Walensky maintained her decisions were based on the knowledge available at the time, but that rarely did anyone see new scientific findings that were immediately and unanimously clear and consistent.

At times the hearing had partisan overtone, with some members slamming actions, or lack of action, by Biden and his immediate predecessor, President Donald J. Trump.

Committee Ranking Member Rep. Raul Ruiz, MD, MPP, MPH, D-California, noted some huge numbers: 600 million vaccine shots prevented 18.5 million hospitalizations and saved 3.2 million lives. Under Walensky’s leadership, 95% of American schools were able to reopen.

“Throughout the early months of the pandemic our nation’s scientists were sidelined by White House officials and the president’s political allies who meddled in CDC’s communications, public health guidance, and scientific reports,” Ruiz said. “That’s in addition to the president’s own downplaying of the coronavirus, which hampered our nation’s pandemic response during one of the deadliest periods in America’s history.”

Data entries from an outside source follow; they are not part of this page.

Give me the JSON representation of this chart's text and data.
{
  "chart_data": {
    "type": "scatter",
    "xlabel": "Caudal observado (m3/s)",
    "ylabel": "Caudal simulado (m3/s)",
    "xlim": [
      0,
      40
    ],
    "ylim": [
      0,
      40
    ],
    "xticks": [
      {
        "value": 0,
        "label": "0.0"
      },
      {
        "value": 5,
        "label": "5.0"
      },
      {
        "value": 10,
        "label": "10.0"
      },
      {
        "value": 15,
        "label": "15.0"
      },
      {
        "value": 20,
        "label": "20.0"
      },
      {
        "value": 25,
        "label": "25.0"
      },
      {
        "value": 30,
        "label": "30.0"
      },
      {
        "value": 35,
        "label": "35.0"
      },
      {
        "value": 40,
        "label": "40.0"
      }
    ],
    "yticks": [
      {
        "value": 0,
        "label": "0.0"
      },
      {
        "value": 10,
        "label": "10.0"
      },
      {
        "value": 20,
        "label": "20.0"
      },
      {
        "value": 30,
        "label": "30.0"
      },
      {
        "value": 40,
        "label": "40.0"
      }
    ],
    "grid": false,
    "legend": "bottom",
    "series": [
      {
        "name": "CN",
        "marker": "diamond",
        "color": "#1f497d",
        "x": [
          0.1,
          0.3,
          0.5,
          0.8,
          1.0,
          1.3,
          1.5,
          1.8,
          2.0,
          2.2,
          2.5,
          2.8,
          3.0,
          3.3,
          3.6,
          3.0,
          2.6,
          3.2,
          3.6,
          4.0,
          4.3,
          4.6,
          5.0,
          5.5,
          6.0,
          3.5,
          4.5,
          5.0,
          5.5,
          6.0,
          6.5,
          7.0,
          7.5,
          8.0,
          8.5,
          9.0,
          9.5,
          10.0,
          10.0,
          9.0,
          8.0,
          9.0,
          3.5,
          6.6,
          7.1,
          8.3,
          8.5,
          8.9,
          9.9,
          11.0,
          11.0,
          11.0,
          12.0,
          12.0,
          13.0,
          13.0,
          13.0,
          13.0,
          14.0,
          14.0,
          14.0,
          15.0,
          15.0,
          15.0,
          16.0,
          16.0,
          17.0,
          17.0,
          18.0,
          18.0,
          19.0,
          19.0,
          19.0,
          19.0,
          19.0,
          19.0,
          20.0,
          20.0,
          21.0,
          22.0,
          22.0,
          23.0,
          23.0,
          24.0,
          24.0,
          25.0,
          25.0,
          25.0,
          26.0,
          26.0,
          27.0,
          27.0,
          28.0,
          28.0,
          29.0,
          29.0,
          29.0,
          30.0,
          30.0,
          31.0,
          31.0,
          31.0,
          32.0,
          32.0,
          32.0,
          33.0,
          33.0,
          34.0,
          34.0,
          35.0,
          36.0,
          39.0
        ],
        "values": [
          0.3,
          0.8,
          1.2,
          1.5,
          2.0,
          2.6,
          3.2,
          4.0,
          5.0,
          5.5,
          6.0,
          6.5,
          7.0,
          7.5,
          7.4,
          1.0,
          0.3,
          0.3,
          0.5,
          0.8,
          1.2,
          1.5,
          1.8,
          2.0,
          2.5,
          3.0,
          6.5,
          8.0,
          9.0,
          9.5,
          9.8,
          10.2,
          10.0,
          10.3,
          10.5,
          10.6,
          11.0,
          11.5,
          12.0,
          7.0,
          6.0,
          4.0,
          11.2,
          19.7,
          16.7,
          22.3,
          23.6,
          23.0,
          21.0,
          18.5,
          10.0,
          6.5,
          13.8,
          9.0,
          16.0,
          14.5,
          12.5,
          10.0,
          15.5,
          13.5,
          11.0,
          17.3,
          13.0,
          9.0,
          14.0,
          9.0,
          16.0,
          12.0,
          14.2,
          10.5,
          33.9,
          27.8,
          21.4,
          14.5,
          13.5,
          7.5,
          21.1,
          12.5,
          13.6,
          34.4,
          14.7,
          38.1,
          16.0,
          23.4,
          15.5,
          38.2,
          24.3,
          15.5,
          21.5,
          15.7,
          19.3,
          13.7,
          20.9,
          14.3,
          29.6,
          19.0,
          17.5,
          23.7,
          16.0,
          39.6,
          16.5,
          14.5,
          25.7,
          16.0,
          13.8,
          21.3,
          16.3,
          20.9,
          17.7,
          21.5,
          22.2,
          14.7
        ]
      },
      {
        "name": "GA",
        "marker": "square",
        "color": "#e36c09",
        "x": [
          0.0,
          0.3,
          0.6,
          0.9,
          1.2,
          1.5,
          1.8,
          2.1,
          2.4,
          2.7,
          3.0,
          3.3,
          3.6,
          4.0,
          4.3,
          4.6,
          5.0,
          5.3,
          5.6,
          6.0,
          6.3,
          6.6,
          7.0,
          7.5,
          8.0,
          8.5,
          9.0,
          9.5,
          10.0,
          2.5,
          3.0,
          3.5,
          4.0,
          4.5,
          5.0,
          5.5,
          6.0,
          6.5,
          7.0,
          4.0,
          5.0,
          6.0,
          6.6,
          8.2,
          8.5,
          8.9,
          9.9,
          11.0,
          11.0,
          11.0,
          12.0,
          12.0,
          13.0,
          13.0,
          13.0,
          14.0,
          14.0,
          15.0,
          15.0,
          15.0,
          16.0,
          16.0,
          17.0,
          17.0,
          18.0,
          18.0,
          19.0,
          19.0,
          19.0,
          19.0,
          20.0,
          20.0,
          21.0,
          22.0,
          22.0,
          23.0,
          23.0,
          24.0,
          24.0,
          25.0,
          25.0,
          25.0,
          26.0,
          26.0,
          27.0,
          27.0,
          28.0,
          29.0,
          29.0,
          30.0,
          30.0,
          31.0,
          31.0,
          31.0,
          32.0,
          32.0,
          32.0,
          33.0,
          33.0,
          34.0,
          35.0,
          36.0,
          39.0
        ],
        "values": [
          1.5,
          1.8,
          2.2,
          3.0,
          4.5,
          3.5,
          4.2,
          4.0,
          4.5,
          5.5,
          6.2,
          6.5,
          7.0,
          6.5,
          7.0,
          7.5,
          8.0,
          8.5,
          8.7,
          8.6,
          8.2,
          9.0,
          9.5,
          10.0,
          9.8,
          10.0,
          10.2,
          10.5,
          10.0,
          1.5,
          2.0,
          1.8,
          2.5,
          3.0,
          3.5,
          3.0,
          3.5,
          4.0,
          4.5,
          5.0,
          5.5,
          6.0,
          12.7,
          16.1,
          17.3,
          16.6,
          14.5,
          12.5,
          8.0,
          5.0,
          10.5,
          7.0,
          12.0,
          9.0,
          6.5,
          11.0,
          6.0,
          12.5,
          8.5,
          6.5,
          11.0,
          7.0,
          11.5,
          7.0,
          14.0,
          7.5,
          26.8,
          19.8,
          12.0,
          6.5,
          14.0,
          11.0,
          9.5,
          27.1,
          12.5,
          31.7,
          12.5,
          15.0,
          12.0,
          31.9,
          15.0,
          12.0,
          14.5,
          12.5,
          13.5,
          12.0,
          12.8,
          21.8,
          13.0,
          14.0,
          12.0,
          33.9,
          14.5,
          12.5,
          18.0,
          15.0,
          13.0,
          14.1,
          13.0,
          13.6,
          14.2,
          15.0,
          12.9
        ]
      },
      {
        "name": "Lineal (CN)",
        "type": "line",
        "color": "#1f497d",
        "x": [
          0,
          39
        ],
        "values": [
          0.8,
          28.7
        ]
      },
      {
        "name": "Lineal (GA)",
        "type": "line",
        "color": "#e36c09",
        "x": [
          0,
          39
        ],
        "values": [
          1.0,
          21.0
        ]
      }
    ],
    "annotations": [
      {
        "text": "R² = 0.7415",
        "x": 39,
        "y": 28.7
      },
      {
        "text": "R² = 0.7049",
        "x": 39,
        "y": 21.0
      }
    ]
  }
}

Wenstrup and others pressed Walensky on her public statements, such as in February 2021, that schools could reopen and safe reopening does not suggest that teachers need to be vaccinated. The next day, White House press secretary Jen Psaki said Walensky spoke in her personal capacity.

Rep. Jim Jordan, R-Ohio, pressed Walensky about accuracy of her statements. He accused the Biden administration of hanging Walensky out to dry when she attempted to speak the truth about reopening schools. Walensky told the committee when she spoke publicly, she spoke in her official capacity, not expressing her personal opinion.

Rep. Marjorie Taylor Greene, R-Georgia, noted vaccine makers Pfizer and Moderna made billions of dollars from American taxpayers. She asked if those companies would be future employers of Walensky once she steps down from CDC leadership. Walensky said they would not be, and that CDC was not responsible for purchasing vaccines.

Rep. James Comer, R-Kentucky, accused the CDC of working with social media companies Meta, the parent company of Facebook, and Twitter to censor medical information. Rep. Robert Garcia, D-California, and Rep. Jill Tokuda, D-Hawaii, slammed the Trump administration for incompetence and House Republicans for doing nothing about it.

Rep. Debbie Dingell, D-Michigan, pressed the point that the American Federation of Teachers (AFT) had no special access or privileges in crafting guidance on reopening schools. It was critically important to get schools open and CDC experts spoke with numerous stakeholders, more than 50, to develop guidance “implementable on the ground,” Walensky said. She acknowledged AFT President Randi Weingarten had her professional and personal cell phone numbers. Wenstrup called that and “uncommon” level of access, but Walensky said CDC did not accept some of the AFT suggestions for school reopening guidance. A mother of three, she noted her own children were home from school and her professional goal was for schools to reopen safely.

Wenstrup closed the hearing by noting there are supply chain issues and other issues to make CDC more effective. CDC and lawmakers rely on data.

“And I’m just going to say going forward, I want to get more accuracy to the system and accuracy to the doctor that you know, so that you can go talk to your doctor and say, what’s best for me at this time? Whether it’s this or anything else,” Wenstrup said.